Changing the Way We Pay for—and Deliver—Care in the United States

Posted by The Evidence Blog on February 3, 2015

The Centers for Medicare & Medicaid Services (CMS) recently announced ambitious plans in its effort to change the way it pays providers for the care delivered to patients. Before passage of the Affordable Care Act, Medicare reimbursed most providers based on volume, for example, how many patients they treated and how many tests or procedures they performed, regardless of whether those services improved the health and well-being of the patient.

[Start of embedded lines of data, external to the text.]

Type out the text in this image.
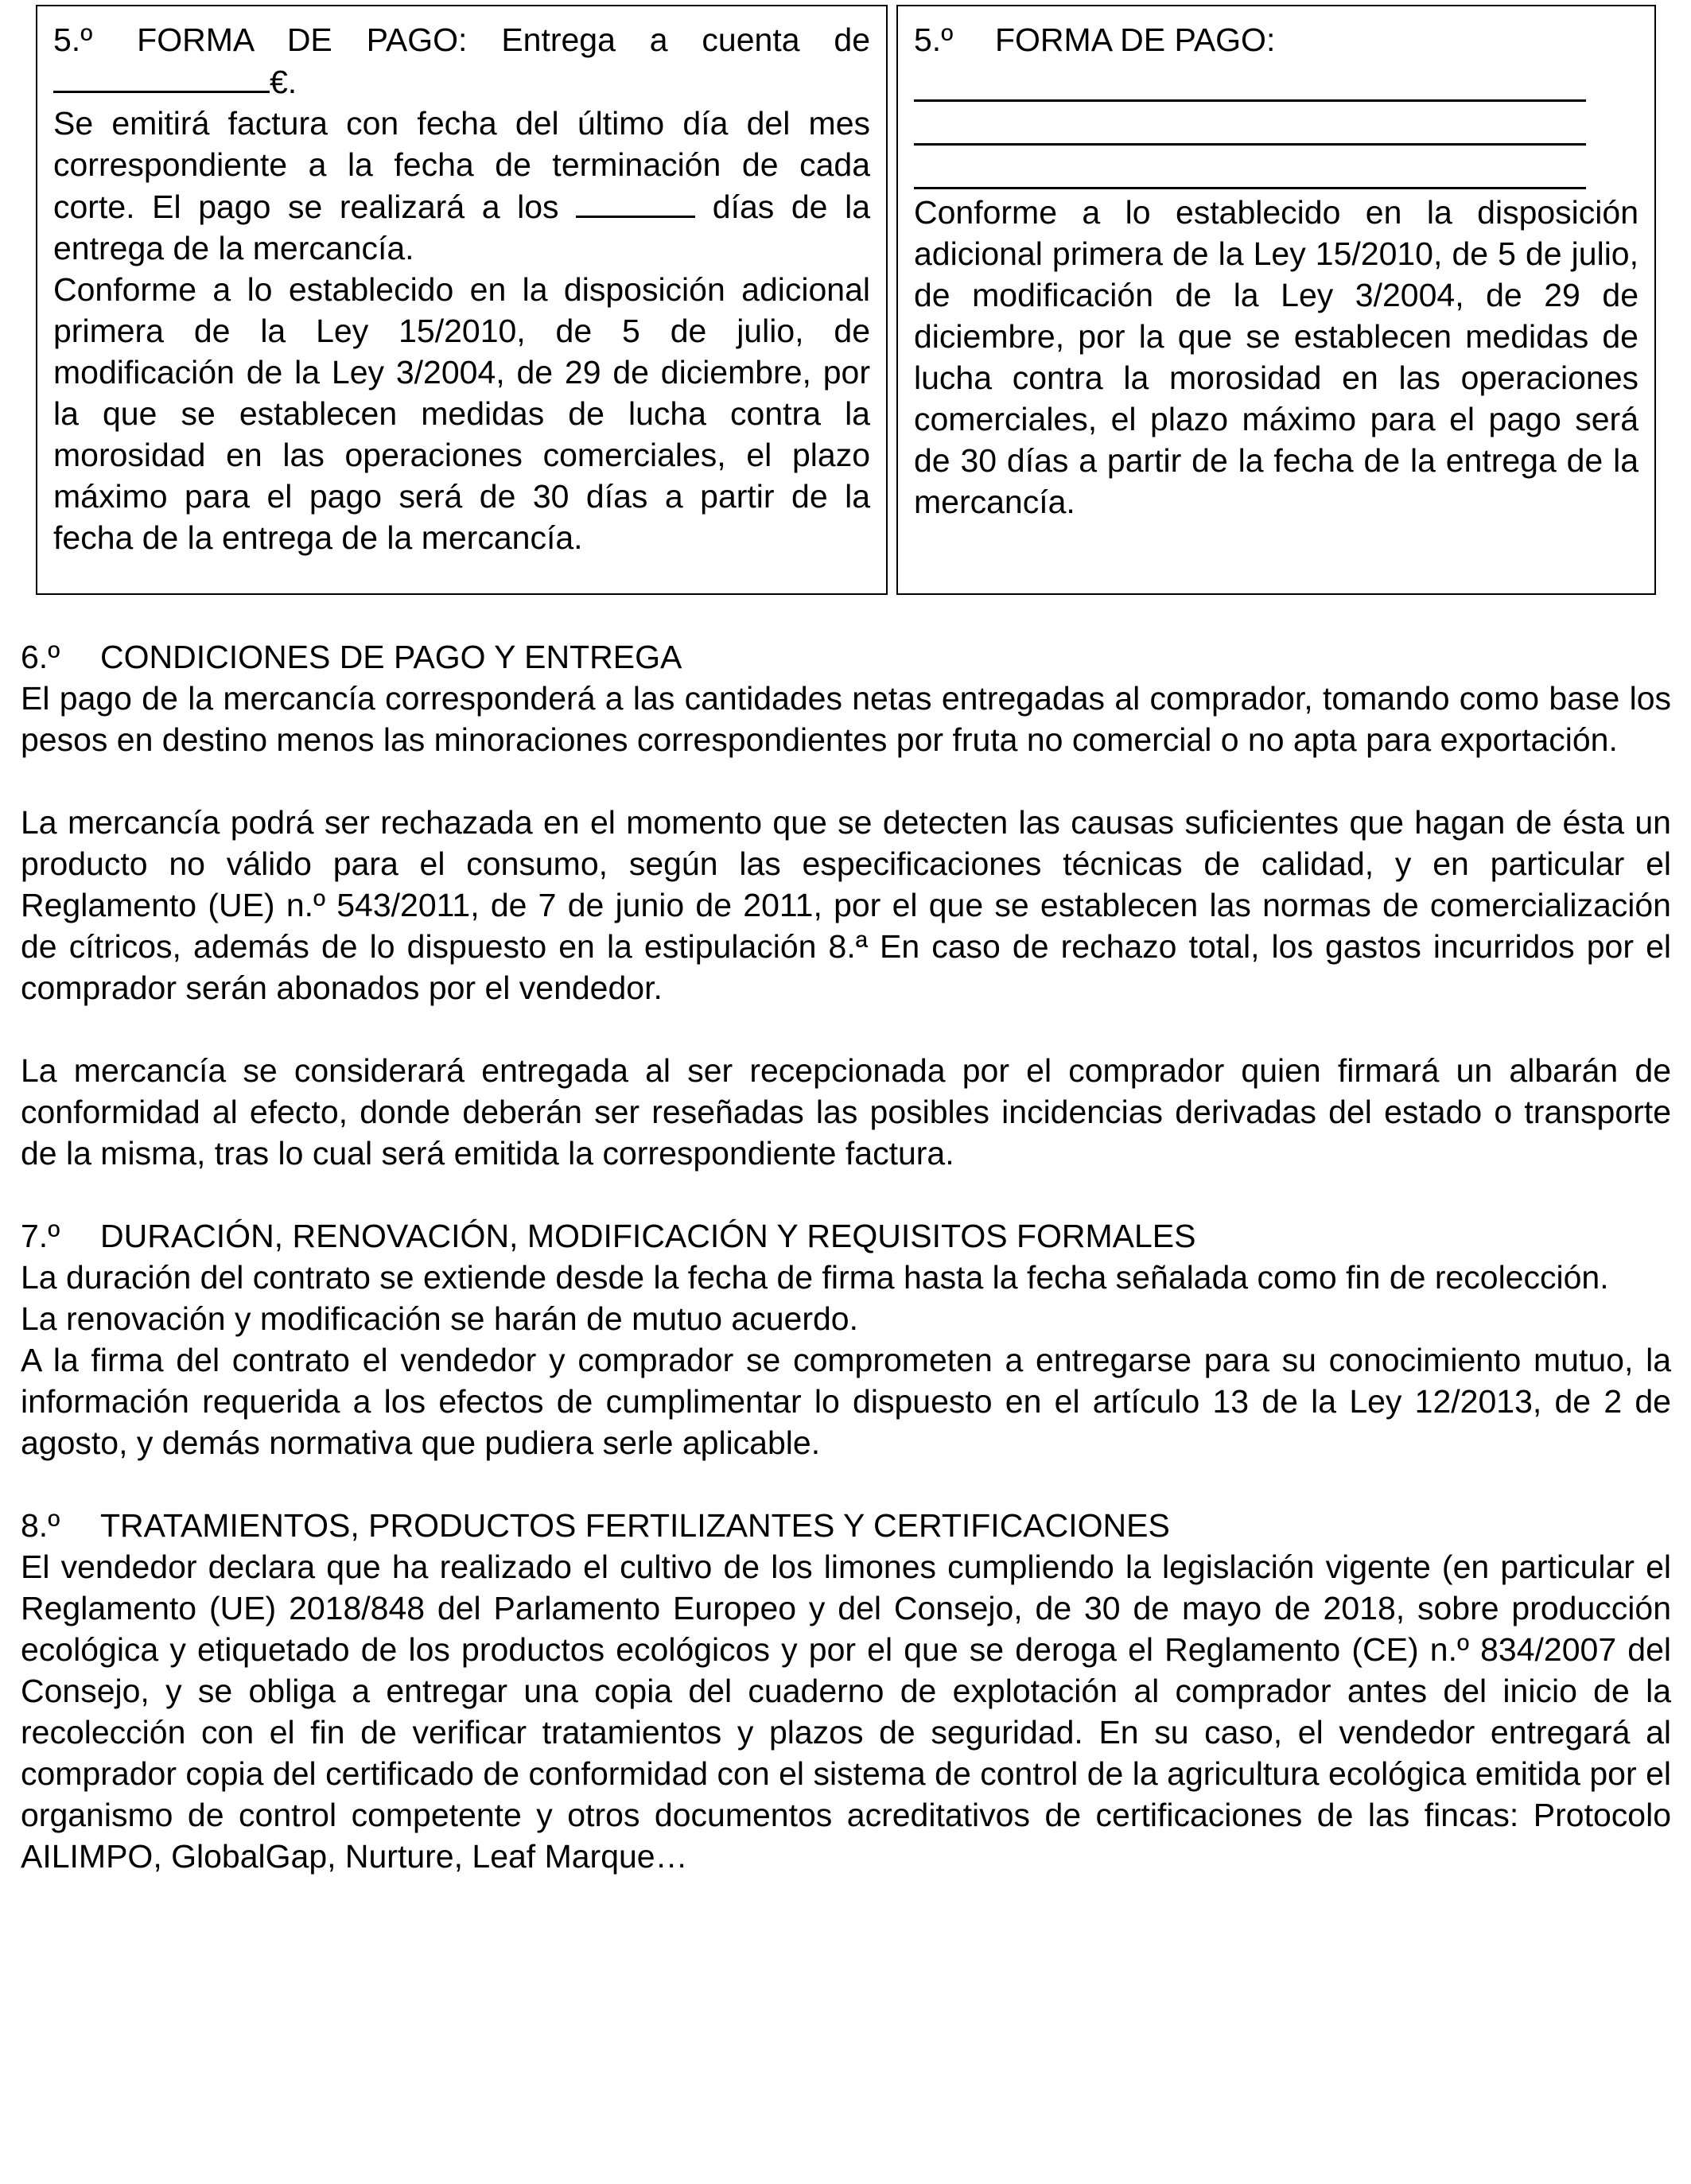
5.º	FORMA DE PAGO: Entrega a cuenta de

€.

Se emitirá factura con fecha del último día del mes correspondiente a la fecha de terminación de cada corte. El pago se realizará a los	días de la entrega de la mercancía.

Conforme a lo establecido en la disposición adicional primera de la Ley 15/2010, de 5 de julio, de modificación de la Ley 3/2004, de 29 de diciembre, por la que se establecen medidas de lucha contra la morosidad en las operaciones comerciales, el plazo máximo para el pago será de 30 días a partir de la fecha de la entrega de la mercancía.

5.º	FORMA DE PAGO:

Conforme a lo establecido en la disposición adicional primera de la Ley 15/2010, de 5 de julio, de modificación de la Ley 3/2004, de 29 de diciembre, por la que se establecen medidas de lucha contra la morosidad en las operaciones comerciales, el plazo máximo para el pago será de 30 días a partir de la fecha de la entrega de la mercancía.

6.º	CONDICIONES DE PAGO Y ENTREGA

El pago de la mercancía corresponderá a las cantidades netas entregadas al comprador, tomando como base los pesos en destino menos las minoraciones correspondientes por fruta no comercial o no apta para exportación.

La mercancía podrá ser rechazada en el momento que se detecten las causas suficientes que hagan de ésta un producto no válido para el consumo, según las especificaciones técnicas de calidad, y en particular el Reglamento (UE) n.º 543/2011, de 7 de junio de 2011, por el que se establecen las normas de comercialización de cítricos, además de lo dispuesto en la estipulación 8.ª En caso de rechazo total, los gastos incurridos por el comprador serán abonados por el vendedor.

La mercancía se considerará entregada al ser recepcionada por el comprador quien firmará un albarán de conformidad al efecto, donde deberán ser reseñadas las posibles incidencias derivadas del estado o transporte de la misma, tras lo cual será emitida la correspondiente factura.

7.º	DURACIÓN, RENOVACIÓN, MODIFICACIÓN Y REQUISITOS FORMALES

La duración del contrato se extiende desde la fecha de firma hasta la fecha señalada como fin de recolección.

La renovación y modificación se harán de mutuo acuerdo.

A la firma del contrato el vendedor y comprador se comprometen a entregarse para su conocimiento mutuo, la información requerida a los efectos de cumplimentar lo dispuesto en el artículo 13 de la Ley 12/2013, de 2 de agosto, y demás normativa que pudiera serle aplicable.

8.º	TRATAMIENTOS, PRODUCTOS FERTILIZANTES Y CERTIFICACIONES

El vendedor declara que ha realizado el cultivo de los limones cumpliendo la legislación vigente (en particular el Reglamento (UE) 2018/848 del Parlamento Europeo y del Consejo, de 30 de mayo de 2018, sobre producción ecológica y etiquetado de los productos ecológicos y por el que se deroga el Reglamento (CE) n.º 834/2007 del Consejo, y se obliga a entregar una copia del cuaderno de explotación al comprador antes del inicio de la recolección con el fin de verificar tratamientos y plazos de seguridad. En su caso, el vendedor entregará al comprador copia del certificado de conformidad con el sistema de control de la agricultura ecológica emitida por el organismo de control competente y otros documentos acreditativos de certificaciones de las fincas: Protocolo AILIMPO, GlobalGap, Nurture, Leaf Marque…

That fee-for-service model started changing when the CMS began linking Medicare fee-for-service payments to quality or value. In fact, in 2014, an estimated 20% of Medicare reimbursements were linked to quality or value.

CMS has established clear targets in its attempt to reward value and promote coordination of care. The agency’s goal is to link 85% of all Medicare fee-for-services payments to quality or value by 2016 and 90% by 2018. In an article published in the January 26th issue of the New England Journal of Medicine, Sylvia Burwell, U.S. Secretary of Health and Human Services, described 3 strategies CMS will use to improve the value of the care provided to patients:

  • Incentives that will encourage providers to deliver high-quality care, such as alternative payment models.
  • Policies to encourage greater care coordination among providers and within practice sites and greater attention to population health.
  • Improved availability of resources to guide decision making.

At Hayes, we believe that another strategy to incorporate is the adoption and implementation of evidence-based approaches to care. Doing so will help to manage diffusion of health technologies, reduce disparities and variations in coverage and care, promote use of effective and high-value services, and ensure smarter spending of our healthcare dollars.